Reviewing a book on prayer is an interesting beast to tackle. First, there is the issue of whether the author stays true to the Word. Is what they are saying biblically true? Second, there’s the issue of whether the author stays true to grace and doesn't fall into legalism. Is what they are saying holding true to the freedom that Christians have to pray and does it then take advantage of that, or do they only talk about a requirement to pray and the consequences of not? Third, there’s the issue of practicality. Does the author treat this book as another theology book on prayer or do they provide practical experiences to help the reader in their pursuit to pray?
Paul Miller’s A Praying Life does well in dealing with these issues. Very well. I have read a couple of books and listened to a handful of sermons on the subject of prayer, but this one takes the cake in my opinion.
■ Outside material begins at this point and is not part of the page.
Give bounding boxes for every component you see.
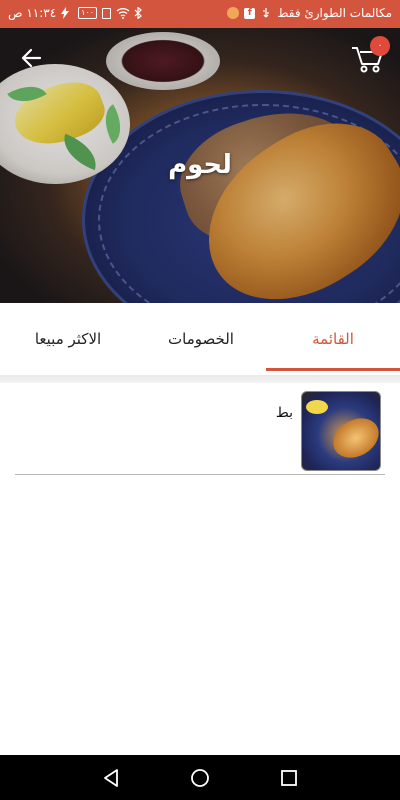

In terms of remaining biblically true I would say that Paul Miller does a good job. I can’t remember a time where I theologically cringed, or thought to myself, “Uh oh... What’s he talking about?” One thing that I wish there was more of would be explaining the different promises or verses regarding prayer. He does this a bit, but I wish he would have done it more. Paul Miller also does a great job of humbling the reader. He emphasizes that we have to pray like children who are helpless. That’s fantastic for me because I fall into the trap of thinking that I should pray to get better at prayer, or I should pray only because I know I should. Now it is easier to see that prayer is actually humbling ourselves before God and making our needs known to Him like children. On another note, this book does a great job of feeling real. A lot of books or sermons on prayer leave me in this weird state where I want to pray for three hours the next morning and if I don’t then I probably did not pray in the right way. I don’t pray because I’m making my needs known to God, or worshiping God as my Father, but I’ll just pray to... pray because the book told me I needed to. Miller stayed away from this. I came away feeling like it was possible for a Christian to pray at all times without ceasing. I think the table of contents give an insight into this: Part 1: Learning to Pray Like a Child (with chapter titles like Learning to Be Helpless), Part 2: Learning to Trust Again (with chapter titles like Following Jesus out of Cynicism), Part 3: Learning to Ask Your Father (with chapter titles like Why Asking Is So Hard), Part 4: Living in Your Father’s Story, and Part 5: Praying in Real Life. Miller does a great job of using his experiences to show the reader each aspect of prayer, which was very helpful for me. He’s a great story teller and is good at tying these in to what he’s speaking on.
Overall I would recommend A Praying Life for any Christian who struggles in prayer. This book has been a great help and encouragement to me. Paul Miller does an excellent job dealing with practical issues in prayer in such a way that will leave you wanting to pray.